ぼくの生きている実人生に架けられている「謎」を知ることから、一人で闘う階級闘争へ。

知ると分かるとの違い

日々スマホやパソコンに接続して暮らしていて我々は情報に取り囲まれている。無料の情報や公共性のある情報や特定の人にしか必要のない情報がある。とにかく情報で溢れていて、情報漬けになって不必要に情報に晒されているのが普通の状況になっている。だからほとんどの人は適当に情報を遮断していると思う。

こんなどうでもいいような書き出しになってしまったが、今日このブログで書きたかったのは、情報は知るために必要だが知るだけでは何にも分からない、ということをぼくの経験から述べてみたかったのである。知っていることに価値があると多分あなたは思っていると思う。テレビで毎日のようにクイズ番組があって、どれだけ知識があるか競っている。クイズに出てくる知識なんてどうでもいいような、その時だけの虚しいものに思うのだがどうでしょう?

最近ある事情から、水橋文美江の脚本のノベライズを読んでいる。水橋文美江さんは金沢市出身ということから読む必要ができて、ぼくもせっかくだからこれを縁に集中して彼女の作品を読んでみようとしているわけだ。彼女の脚本はテレビドラマで演じられることが前提にされ、当然舞台のものとは異なる。もちろん小説とは違うし、文学かどうかも微妙なところだ。NHKの朝ドラ「スカーレット」のノベライズをまず読んでみた。今日下巻の3分の1辺りまで読んで、もうこれ以上読めないと思ったのである。あることに気づいて、そんなことは当たり前でなんで読む前に気づかなかったのかと思うようなことだった。それは、テレビではリアリティにバイアスがかかるということだった。テレビは視聴率に縛られているので、あくまで現在の最大公約数的な面白さの枠にはまっている必要がある。

小説とて同じという見方もあるだろう。

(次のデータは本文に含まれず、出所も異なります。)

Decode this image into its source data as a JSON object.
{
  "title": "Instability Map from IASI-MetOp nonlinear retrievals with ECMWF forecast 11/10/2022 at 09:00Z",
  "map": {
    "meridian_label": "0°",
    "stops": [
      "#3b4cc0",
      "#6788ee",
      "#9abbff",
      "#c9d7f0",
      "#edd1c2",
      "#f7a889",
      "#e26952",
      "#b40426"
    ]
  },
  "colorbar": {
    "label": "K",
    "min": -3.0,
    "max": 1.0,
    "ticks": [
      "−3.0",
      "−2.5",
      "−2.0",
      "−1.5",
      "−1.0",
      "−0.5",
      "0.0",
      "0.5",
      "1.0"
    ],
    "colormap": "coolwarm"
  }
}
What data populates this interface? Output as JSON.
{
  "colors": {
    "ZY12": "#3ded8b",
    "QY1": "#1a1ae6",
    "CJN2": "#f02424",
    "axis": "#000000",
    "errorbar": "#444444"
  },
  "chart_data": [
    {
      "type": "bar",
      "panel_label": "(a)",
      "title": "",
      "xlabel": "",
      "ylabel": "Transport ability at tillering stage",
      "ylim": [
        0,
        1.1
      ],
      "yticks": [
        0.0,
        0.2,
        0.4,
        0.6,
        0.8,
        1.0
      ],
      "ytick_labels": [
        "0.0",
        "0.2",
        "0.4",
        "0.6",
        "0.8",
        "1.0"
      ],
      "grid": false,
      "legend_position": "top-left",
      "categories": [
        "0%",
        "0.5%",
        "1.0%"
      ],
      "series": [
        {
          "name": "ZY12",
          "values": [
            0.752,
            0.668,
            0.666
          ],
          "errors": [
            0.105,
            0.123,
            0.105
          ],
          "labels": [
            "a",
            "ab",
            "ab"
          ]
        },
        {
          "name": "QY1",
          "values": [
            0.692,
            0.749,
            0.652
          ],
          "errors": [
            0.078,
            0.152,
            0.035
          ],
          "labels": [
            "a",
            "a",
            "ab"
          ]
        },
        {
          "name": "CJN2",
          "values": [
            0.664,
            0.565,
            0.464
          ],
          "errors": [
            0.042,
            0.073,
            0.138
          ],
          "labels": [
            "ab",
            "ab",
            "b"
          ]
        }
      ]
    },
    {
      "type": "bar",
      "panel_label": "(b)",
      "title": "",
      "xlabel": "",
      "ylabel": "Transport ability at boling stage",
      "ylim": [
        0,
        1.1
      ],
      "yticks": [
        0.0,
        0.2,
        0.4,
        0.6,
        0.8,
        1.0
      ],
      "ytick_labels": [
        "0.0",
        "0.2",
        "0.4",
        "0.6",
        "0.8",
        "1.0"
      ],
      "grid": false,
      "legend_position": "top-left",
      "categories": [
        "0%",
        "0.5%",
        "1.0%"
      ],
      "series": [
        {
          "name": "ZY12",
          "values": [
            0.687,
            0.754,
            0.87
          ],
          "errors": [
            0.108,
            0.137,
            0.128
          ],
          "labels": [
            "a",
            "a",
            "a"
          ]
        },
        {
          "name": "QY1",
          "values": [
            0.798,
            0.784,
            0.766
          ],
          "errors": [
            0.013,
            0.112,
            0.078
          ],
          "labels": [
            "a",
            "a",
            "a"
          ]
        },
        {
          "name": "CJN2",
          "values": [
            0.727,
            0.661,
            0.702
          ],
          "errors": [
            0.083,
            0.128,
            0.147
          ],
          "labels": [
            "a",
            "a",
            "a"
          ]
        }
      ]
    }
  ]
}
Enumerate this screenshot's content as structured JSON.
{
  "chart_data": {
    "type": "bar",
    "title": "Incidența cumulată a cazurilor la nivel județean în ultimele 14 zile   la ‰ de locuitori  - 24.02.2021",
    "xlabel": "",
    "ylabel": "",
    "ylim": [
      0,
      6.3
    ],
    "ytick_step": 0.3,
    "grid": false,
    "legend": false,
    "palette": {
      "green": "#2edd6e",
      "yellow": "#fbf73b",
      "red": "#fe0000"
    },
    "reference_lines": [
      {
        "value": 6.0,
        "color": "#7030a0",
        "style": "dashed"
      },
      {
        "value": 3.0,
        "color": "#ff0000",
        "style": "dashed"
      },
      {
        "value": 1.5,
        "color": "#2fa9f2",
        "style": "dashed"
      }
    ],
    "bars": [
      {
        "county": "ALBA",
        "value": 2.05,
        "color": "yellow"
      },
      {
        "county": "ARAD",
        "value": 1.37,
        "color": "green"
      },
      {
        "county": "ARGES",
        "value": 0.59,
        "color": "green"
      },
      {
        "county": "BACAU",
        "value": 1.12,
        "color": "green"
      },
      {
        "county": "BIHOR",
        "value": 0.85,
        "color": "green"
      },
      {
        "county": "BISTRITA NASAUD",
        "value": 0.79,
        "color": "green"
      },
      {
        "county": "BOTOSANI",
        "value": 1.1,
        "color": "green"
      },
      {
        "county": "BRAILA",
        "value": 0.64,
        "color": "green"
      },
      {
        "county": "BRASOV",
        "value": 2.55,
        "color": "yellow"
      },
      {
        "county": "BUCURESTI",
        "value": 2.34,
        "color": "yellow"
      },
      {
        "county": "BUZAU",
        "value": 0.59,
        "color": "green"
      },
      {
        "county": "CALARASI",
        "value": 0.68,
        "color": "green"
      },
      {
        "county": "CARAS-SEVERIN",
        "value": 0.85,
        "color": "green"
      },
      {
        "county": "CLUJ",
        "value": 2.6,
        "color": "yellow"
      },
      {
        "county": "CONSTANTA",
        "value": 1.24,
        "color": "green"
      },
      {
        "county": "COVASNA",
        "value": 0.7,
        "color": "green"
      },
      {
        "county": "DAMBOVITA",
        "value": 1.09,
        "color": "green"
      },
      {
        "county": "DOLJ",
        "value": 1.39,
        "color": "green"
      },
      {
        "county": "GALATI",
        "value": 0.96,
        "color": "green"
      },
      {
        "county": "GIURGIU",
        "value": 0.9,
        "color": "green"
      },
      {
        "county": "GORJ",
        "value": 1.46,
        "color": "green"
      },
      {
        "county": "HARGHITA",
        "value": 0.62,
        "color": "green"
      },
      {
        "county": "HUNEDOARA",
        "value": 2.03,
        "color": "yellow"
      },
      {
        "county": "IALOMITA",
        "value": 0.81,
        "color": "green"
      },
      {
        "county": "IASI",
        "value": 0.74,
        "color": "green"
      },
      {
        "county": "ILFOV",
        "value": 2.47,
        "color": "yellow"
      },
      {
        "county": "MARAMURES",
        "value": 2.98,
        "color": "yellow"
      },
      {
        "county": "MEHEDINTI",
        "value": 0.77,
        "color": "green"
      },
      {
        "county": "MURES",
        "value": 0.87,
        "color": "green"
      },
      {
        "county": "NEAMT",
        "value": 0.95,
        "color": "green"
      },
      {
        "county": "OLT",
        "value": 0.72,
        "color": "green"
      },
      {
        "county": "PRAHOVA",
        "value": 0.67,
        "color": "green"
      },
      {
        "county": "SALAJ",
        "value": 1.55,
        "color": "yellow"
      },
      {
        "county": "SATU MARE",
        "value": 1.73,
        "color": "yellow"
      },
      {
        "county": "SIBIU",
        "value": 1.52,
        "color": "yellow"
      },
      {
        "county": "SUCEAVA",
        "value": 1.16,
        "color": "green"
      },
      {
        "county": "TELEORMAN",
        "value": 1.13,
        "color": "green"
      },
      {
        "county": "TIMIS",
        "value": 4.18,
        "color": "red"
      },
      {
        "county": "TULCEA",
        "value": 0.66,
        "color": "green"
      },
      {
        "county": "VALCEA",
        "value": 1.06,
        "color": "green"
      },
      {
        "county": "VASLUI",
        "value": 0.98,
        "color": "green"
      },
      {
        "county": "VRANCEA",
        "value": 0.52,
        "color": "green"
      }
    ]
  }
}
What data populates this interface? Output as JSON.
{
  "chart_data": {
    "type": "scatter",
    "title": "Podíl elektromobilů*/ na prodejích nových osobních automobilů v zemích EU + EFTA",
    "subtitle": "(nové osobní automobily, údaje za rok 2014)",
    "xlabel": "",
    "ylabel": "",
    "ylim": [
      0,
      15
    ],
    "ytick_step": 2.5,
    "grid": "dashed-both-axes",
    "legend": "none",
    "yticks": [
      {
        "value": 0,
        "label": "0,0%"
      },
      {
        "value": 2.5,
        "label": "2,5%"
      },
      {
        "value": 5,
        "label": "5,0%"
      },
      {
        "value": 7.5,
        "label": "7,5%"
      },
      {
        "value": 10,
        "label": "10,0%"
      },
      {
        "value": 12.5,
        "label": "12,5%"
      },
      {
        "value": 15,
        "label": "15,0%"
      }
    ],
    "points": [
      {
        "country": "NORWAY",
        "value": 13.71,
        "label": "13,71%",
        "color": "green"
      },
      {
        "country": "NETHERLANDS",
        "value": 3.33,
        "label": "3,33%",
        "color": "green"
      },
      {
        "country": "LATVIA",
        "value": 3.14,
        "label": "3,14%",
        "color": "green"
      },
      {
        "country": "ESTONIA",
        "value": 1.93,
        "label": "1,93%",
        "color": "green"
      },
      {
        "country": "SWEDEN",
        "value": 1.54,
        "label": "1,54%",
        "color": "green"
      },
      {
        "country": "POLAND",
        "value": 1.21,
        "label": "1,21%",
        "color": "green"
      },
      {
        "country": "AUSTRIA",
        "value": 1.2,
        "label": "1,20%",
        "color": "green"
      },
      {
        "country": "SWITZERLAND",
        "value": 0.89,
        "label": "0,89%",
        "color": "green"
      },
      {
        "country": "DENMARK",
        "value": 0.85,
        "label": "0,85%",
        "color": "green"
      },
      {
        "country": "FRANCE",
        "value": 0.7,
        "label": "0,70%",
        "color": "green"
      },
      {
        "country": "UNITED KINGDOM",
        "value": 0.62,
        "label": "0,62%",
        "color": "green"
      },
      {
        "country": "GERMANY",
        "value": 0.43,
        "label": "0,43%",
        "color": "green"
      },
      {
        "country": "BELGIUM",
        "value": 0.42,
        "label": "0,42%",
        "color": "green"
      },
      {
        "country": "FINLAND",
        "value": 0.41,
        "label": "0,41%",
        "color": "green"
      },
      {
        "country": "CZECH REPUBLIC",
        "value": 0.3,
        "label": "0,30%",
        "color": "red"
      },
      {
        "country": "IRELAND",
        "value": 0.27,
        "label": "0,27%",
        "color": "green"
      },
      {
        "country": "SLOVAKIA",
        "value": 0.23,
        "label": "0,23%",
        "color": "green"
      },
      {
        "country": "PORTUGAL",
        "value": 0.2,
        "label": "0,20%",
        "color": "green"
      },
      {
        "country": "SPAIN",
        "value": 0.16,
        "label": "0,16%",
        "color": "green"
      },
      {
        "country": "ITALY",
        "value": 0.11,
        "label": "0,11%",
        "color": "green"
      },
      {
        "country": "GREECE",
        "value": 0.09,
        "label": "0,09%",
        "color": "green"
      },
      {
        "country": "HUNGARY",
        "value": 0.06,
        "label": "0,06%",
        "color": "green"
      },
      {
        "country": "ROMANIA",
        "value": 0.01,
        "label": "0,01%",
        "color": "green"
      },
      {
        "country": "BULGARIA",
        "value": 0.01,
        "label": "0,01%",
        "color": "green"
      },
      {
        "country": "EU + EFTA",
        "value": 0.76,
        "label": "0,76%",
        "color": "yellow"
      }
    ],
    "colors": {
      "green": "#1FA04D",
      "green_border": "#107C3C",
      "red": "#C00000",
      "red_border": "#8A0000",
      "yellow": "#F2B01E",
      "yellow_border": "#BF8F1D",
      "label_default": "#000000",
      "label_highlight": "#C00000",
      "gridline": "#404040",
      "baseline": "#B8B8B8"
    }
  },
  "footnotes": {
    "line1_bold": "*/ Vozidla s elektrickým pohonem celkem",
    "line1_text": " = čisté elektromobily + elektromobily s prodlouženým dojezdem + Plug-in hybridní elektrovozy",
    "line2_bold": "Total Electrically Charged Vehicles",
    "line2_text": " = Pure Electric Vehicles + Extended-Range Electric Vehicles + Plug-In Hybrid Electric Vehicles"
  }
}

しかし小説の面白さはエンターテイメントの面白さではない。面白さの射程が深く、長く、広い。ある場合には千年生き続ける。ぼくはテレビドラマの脚本というものをこれまで読んだ経験がなかった、ただそれだけのことかもしれない。脚本に対する浅い知識はあった。でもそんな知識はほとんど役に立たない。本の場合は、とにかく読んでみなければ分かるという体験はできない。何事もそうかもしれないし、認識論という、哲学でも扱っているように、分かるは知ることの後に訪れる(つまり、ほとんどのことは分からないまま浅い知識で行動することになる)のだ。あるいは永遠に訪れないことも人生にはあると思われる。